There are currently more than 335,000 waiting on a first consultant-led appointment in Northern Ireland, with some facing waits of up to seven years for treatment.
The waiting lists have led to increased pressures on emergency departments across the region, as patients attempt to seek treatment via A&Es.
Mr Swann unveiled his proposed road map out of the crisis at the Assembly on Tuesday morning.
He said current waiting times were “appalling”.
“Our waiting times are the worst of any UK region,” he said.
“It is simply not acceptable to me that the people of Northern Ireland should receive a lower standard of care than in other parts of the UK. The numbers waiting are shocking, but it is the experience of those patients waiting for care that is truly heart-breaking.
“Behind the statistics, there are real life stories of people waiting far too long in pain and discomfort. There are people on waiting lists who are living in continuous pain.”
Mr Swann said he wanted to “restore hope” to people waiting for hospital care and promised targeted investment to get people treated more quickly.
He also set out plans to reform the healthcare system to ensure backlogs do not keep reoccurring.
“I realise this is a big ask at a time when there are many financial demands on our public sector,” he said.
“However, we should have no illusions that this is a crisis that has already dragged on far too long. The time for talk is over. What we need now is concerted action.”
Mr Swann said the waiting lists had been building up for seven years. He insisted there were “no quick fixes”.
The new elective care framework contains a range of short term, medium term and longer term actions.
The plan includes:
- implementation of “green pathways” to endeavour to keep elected care services entirely separate from any Covid-19 exposure;
- moving to seven-day week operating system for surgical theatres in Northern Ireland;
- expansion of the elective care centre model with surgeries provided in ring-fenced specialist hubs;
- a Northern Ireland-wide approach to treatment, rather than at local trust level – thus avoiding postcode lottery system;
- establishment of “mega-clinics” for outpatient, assessment and pre-operative assessments;
- initiatives to improved data, reporting and accountability;
- performance management initiatives;
- improved booking systems to minimise impact of missed appointments;
- close cooperation with the independent sector to deliver some treatments;
- development of in-house healthcare capacity, with extra investment in staffing and use of temporary, enhanced pay rates for targeted shifts;
- Adoption of new ”more transparent” measurement system to record waiting times, focusing on timeframe from referral to treatment. This will mirror the measurement system used elsewhere in the UK.
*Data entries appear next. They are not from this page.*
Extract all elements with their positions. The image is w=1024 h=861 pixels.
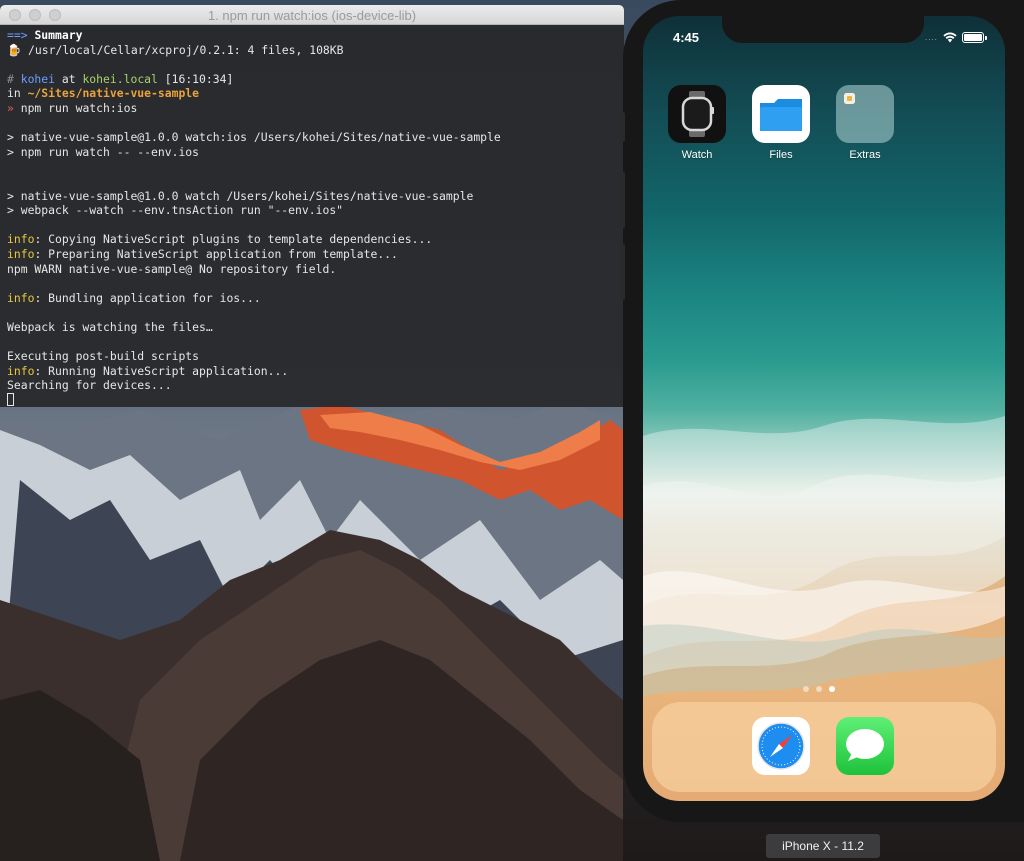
terminal-text: > native-vue-sample@1.0.0 watch /Users/k… <box>7 188 474 203</box>
terminal-text: : Preparing NativeScript application fro… <box>34 246 398 261</box>
dock-app-messages[interactable] <box>835 717 895 775</box>
terminal-text: Searching for devices... <box>7 378 172 393</box>
terminal-text: : Copying NativeScript plugins to templa… <box>34 232 433 247</box>
simulator-device-label: iPhone X - 11.2 <box>766 834 880 858</box>
terminal-text: info <box>7 232 35 247</box>
terminal-text: info <box>7 246 35 261</box>
terminal-line: > webpack --watch --env.tnsAction run "-… <box>7 203 617 218</box>
app-label-files: Files <box>769 149 793 161</box>
app-watch[interactable]: Watch <box>667 85 727 161</box>
app-extras-folder[interactable]: Extras <box>835 85 895 161</box>
terminal-output[interactable]: ==> Summary 🍺 /usr/local/Cellar/xcproj/0.… <box>0 25 624 407</box>
app-files[interactable]: Files <box>751 85 811 161</box>
page-dot-3-current[interactable] <box>829 686 835 692</box>
terminal-text: # <box>7 71 21 86</box>
page-dot-1[interactable] <box>803 686 809 692</box>
terminal-text: at <box>55 71 83 86</box>
terminal-text: npm run watch:ios <box>20 100 138 115</box>
terminal-text: [16:10:34] <box>157 71 234 86</box>
dock-app-safari[interactable] <box>751 717 811 775</box>
terminal-line: Executing post-build scripts <box>7 349 617 364</box>
terminal-text: : Bundling application for ios... <box>34 290 261 305</box>
terminal-line: ==> Summary <box>7 28 617 43</box>
terminal-text: info <box>7 290 35 305</box>
terminal-text: info <box>7 363 35 378</box>
terminal-text: 🍺 /usr/local/Cellar/xcproj/0.2.1: 4 file… <box>7 42 344 57</box>
mute-switch[interactable] <box>620 112 625 142</box>
cellular-signal-icon: .... <box>925 32 938 42</box>
terminal-line: 🍺 /usr/local/Cellar/xcproj/0.2.1: 4 file… <box>7 43 617 58</box>
terminal-text: kohei.local <box>82 71 158 86</box>
app-label-extras: Extras <box>849 149 881 161</box>
terminal-text: npm WARN native-vue-sample@ No repositor… <box>7 261 337 276</box>
terminal-line: info: Copying NativeScript plugins to te… <box>7 232 617 247</box>
terminal-line: in ~/Sites/native-vue-sample <box>7 86 617 101</box>
terminal-title: 1. npm run watch:ios (ios-device-lib) <box>207 8 417 23</box>
terminal-text: > native-vue-sample@1.0.0 watch:ios /Use… <box>7 130 501 145</box>
terminal-line: > native-vue-sample@1.0.0 watch /Users/k… <box>7 189 617 204</box>
iphone-notch <box>722 12 924 43</box>
messages-app-icon <box>836 717 894 775</box>
status-bar-icons: .... <box>925 31 987 43</box>
terminal-line: npm WARN native-vue-sample@ No repositor… <box>7 262 617 277</box>
terminal-text: Summary <box>34 28 83 42</box>
terminal-text: : Running NativeScript application... <box>34 363 289 378</box>
page-indicator[interactable] <box>803 686 835 692</box>
terminal-window[interactable]: 1. npm run watch:ios (ios-device-lib) ==… <box>0 5 624 407</box>
terminal-cursor <box>7 392 14 406</box>
files-app-icon <box>752 85 810 143</box>
dock <box>652 702 996 792</box>
wifi-icon <box>943 31 957 42</box>
terminal-line: info: Bundling application for ios... <box>7 291 617 306</box>
terminal-line: # kohei at kohei.local [16:10:34] <box>7 72 617 87</box>
terminal-titlebar[interactable]: 1. npm run watch:ios (ios-device-lib) <box>0 5 624 25</box>
volume-down-button[interactable] <box>620 244 625 300</box>
terminal-text: Executing post-build scripts <box>7 349 200 364</box>
terminal-text: > npm run watch -- --env.ios <box>7 144 200 159</box>
app-label-watch: Watch <box>681 149 713 161</box>
terminal-line: > npm run watch -- --env.ios <box>7 145 617 160</box>
terminal-text: kohei <box>20 71 56 86</box>
terminal-line: > native-vue-sample@1.0.0 watch:ios /Use… <box>7 130 617 145</box>
watch-app-icon <box>668 85 726 143</box>
terminal-line: Searching for devices... <box>7 378 617 393</box>
terminal-text: » <box>7 100 21 115</box>
status-bar-time: 4:45 <box>673 30 700 45</box>
terminal-text: Webpack is watching the files… <box>7 319 213 334</box>
battery-icon <box>961 31 987 43</box>
safari-app-icon <box>752 717 810 775</box>
terminal-line: » npm run watch:ios <box>7 101 617 116</box>
terminal-line: Webpack is watching the files… <box>7 320 617 335</box>
page-dot-2[interactable] <box>816 686 822 692</box>
terminal-text: > webpack --watch --env.tnsAction run "-… <box>7 203 344 218</box>
terminal-text: ~/Sites/native-vue-sample <box>27 86 200 101</box>
terminal-line: info: Preparing NativeScript application… <box>7 247 617 262</box>
terminal-text: in <box>7 86 28 101</box>
terminal-text: ==> <box>7 28 35 42</box>
extras-folder-icon <box>836 85 894 143</box>
volume-up-button[interactable] <box>620 172 625 228</box>
terminal-line: info: Running NativeScript application..… <box>7 364 617 379</box>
Mr Swann also announced plans for a new cross-Border healthcare directive for a 12-month period from July 2021.
This would allow patients to seek private sector treatment in the Republic and have their costs reimbursed, up to the value of what the treatment would cost if delivered by the health service in the North.
By March 2026, the minister said he wanted no patient to be waiting more than 52 weeks for a first outpatient appointment and inpatient/day case treatment and no more than 26 weeks for a diagnostics appointment.
“If we can bring forward this timeline we will obviously do so, but we have to acknowledge the scale of the problem that has built up and the capacity restrictions that will limit our room for manoeuvre,” Mr Swann added.
He said there were currently almost 190,000 patients waiting more than a year for their first outpatient appointment, five times the number when a previous ill-fated plan to tackle the elective care crisis was published in 2017.